Many years ago, I got into quite a bit of trouble when I suggested that the building of the National Gallery of Australia should be converted into a railway station and a new purpose-built gallery should be created for the display of the national art collection.
As a piece of architecture, I like the building - it is monumental, imposing, and unashamedly modern and can be described as cathedral-like or fortress-like. It stands out against the flatness of the artificial lake with a vertical thrust with its passive off-white palette. Its main drawback is that it is a shockingly designed building for the display of art. It looked best when I first saw its interior in mid-1981, before a single artwork had entered the building. The majestic flow of spaces, unexpected angles and viewing platforms make it an exciting building to navigate - something approaching a mystical, spiritual experience.
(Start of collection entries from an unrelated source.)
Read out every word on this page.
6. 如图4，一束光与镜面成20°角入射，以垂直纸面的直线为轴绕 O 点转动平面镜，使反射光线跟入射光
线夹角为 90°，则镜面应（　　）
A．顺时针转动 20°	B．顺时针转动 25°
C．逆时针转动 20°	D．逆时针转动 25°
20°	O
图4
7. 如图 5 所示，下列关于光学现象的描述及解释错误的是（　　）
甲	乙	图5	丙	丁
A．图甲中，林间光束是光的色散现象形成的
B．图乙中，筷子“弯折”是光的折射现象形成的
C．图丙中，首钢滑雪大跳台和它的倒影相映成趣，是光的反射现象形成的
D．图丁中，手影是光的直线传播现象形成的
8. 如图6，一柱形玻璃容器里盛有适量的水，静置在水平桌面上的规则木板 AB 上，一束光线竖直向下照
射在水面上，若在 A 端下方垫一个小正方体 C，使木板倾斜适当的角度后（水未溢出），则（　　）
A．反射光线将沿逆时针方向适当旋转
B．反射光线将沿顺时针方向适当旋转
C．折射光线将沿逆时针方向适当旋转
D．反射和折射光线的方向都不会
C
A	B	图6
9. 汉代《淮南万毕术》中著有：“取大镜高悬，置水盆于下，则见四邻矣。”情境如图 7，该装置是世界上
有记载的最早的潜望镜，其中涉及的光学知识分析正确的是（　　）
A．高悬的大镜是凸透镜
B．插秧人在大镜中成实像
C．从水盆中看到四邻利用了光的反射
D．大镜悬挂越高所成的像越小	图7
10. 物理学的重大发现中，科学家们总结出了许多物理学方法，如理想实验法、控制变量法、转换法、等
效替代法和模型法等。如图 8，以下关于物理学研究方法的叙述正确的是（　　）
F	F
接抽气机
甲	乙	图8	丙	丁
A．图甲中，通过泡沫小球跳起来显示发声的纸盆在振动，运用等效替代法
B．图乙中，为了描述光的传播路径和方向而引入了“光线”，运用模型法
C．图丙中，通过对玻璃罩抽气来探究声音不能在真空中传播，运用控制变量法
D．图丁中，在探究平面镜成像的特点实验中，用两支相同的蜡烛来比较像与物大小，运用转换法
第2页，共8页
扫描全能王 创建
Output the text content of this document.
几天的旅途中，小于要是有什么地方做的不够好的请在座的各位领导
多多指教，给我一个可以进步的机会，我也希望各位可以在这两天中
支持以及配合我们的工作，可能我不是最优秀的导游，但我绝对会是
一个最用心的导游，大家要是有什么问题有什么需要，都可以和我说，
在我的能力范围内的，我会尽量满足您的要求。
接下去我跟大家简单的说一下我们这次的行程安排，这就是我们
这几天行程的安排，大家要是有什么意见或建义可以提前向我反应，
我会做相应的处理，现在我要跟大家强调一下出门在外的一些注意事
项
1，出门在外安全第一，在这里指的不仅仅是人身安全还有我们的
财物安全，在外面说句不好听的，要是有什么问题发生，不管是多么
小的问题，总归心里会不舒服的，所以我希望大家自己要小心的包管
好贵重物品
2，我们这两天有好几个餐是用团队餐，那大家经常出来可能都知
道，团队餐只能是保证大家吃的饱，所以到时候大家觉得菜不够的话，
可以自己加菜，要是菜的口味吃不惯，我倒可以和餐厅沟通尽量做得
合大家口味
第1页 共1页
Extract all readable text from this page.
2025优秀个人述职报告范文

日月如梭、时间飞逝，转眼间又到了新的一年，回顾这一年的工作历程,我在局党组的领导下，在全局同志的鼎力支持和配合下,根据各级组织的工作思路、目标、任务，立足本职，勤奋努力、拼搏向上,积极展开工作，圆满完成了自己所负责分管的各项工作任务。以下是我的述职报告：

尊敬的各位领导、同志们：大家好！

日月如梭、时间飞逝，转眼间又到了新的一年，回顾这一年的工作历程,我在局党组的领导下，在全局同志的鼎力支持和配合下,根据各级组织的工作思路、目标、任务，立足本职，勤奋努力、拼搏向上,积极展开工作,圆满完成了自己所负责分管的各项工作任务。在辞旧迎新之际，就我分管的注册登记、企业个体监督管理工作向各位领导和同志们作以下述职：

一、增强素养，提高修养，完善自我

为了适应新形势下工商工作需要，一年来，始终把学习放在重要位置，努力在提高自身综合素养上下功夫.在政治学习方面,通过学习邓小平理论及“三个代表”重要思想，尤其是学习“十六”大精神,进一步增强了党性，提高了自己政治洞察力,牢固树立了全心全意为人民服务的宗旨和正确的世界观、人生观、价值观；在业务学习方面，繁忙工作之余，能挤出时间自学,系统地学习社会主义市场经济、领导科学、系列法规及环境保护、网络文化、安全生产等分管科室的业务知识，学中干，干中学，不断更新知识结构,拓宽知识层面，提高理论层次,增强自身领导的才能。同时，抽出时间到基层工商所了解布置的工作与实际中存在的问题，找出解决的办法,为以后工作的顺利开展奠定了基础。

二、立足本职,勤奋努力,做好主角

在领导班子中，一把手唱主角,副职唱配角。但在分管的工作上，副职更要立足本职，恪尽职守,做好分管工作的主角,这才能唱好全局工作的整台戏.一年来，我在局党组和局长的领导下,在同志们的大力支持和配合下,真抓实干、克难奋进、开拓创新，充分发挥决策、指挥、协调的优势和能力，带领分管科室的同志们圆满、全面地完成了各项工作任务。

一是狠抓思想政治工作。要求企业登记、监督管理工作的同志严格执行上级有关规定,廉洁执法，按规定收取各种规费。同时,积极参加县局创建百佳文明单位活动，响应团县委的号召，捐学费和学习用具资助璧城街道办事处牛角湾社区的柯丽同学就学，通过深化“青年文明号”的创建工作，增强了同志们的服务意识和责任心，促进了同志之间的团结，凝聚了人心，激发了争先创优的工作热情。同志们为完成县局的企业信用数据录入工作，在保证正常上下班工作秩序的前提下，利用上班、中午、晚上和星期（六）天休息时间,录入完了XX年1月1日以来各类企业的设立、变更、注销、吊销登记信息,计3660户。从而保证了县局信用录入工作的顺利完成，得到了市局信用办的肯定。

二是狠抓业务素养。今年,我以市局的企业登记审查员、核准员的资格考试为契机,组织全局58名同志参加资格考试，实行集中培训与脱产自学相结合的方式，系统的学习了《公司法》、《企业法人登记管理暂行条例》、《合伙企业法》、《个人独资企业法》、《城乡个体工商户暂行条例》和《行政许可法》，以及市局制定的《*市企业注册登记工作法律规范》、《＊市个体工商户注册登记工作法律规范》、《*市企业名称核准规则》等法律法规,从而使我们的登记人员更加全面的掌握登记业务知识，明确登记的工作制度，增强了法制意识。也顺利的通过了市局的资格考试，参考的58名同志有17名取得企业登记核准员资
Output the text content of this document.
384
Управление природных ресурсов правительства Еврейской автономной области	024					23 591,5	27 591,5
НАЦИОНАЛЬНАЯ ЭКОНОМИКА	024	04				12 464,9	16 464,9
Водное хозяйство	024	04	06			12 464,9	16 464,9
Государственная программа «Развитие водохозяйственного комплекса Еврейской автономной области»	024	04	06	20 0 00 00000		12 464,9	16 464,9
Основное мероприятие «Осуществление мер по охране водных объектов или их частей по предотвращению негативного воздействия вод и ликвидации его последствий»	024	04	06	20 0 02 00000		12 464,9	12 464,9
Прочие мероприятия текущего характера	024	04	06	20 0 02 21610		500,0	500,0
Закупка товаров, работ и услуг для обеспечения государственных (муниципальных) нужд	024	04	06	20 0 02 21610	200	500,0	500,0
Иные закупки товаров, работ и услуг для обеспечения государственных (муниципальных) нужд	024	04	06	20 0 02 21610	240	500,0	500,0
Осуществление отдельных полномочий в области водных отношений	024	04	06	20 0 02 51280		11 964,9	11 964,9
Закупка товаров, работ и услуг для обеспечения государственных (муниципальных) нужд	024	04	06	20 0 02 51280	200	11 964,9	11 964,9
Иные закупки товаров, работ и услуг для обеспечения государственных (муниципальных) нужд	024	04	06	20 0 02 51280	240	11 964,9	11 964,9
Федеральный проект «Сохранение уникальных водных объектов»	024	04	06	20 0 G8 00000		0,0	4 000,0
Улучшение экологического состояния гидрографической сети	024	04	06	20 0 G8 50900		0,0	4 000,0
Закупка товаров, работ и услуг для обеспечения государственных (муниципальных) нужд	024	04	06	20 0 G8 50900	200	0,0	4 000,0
On the outside, especially when seen in conjunction with the sympathetically designed High Court - another building that does little to humanise justice and make it accessible to people - the gallery has the grandeur of an abstracted sculpture that, with a certain force, imposes its will on the surrounding landscape.
When the gallery opened to the public late in 1982, the art critic Robert Hughes, in a memorable turn of phrase, commented that the scale of the interior managed to reduce even Jackson Pollock's Blue Poles into a glittering postage stamp. Gallery directors for the subsequent 40 years have had to "fight" the building, some cladding the walls to save the artworks from the dust of the bush-hammered concrete, or installing mezzanine floors to break the tyranny of scale, others fighting with the air conditioning vents that seem to eject debris ... and then there are the leaky ceilings.
The scale of the walls and ceilings make sustainable climate controls very expensive and proper lighting a challenge. Tall-spaced galleries may excite the eye, but they are a nightmare to manage and require specific artworks to make the space functional. Founding director James Mollison, as a masterstroke, displayed Fernand Léger's Les Trapézistes on the gallery's staircase wall, while current incumbent Nick Mitzevich comfortably accommodated Judy Watson's huge scroll-like paintings and adapted the Sarah Lucas display from the huge expanses of Beijing to the equally huge spaces in the Canberra gallery.
Sadly, the architecture of the gallery is not fit for purpose and other major 20th century Australian public art galleries, such as the National Portrait Gallery, have opted for more functional spaces where collections can be displayed to its advantage.
How did the gallery get it so wrong? The beautifully researched essay by Philip Goad for the first time systematically unravels the gallery architectural project. In popular mythology, Mollison has always been blamed for the building, something he strenuously denied. In fact, he had very little to do with it.
In 1968, the commission for the new gallery was awarded to Edwards, Madigan, Torzillo and Partners with Colin Madigan leading the team and Christopher Kringas, Renato Giacco and Michael Rolfe assisting. The person spearheading the operation and guiding the brief was James Sweeney, an American director who had his own set ideological agenda.
Goad writes, "In many respects, the design of the National Gallery at this point - spatially - could be argued to represent in concrete terms the high point of an American fuelled cultural Cold War, but about to be realised on the shores of and in the capital city of one of the United States' most favoured Pacific allies. Sweeney's politics and his ambitions for art in this regard cannot be ignored. In the Australian-American War Memorial (on Kings Avenue and flanking the Russell Defence Offices can be seen as earlier Cold War overlays to the idealism of Griffins' plan for Canberra, the National Gallery can be seen as another, arguably more subtle, assertion of American influence on post-war Australian life."
Goad is sympathetic to Madigan's vision and ambitions, and systematically documents the development of the design and illustrates this with numerous archival photographs. So when the building was completed in September 1981, it stood 23 metres high, comparable to a six-storey building. The early landscape planting of native trees in the sculpture gardens are reaching maturity and to some extent soften the impact of the building.
Time does impose its own traditions and now it is difficult to imagine the gallery without that imposing monolith. However, somehow one can speculate on how the life of our gallery may have been easier and more effective if we had not been swept up in American Cold War politics.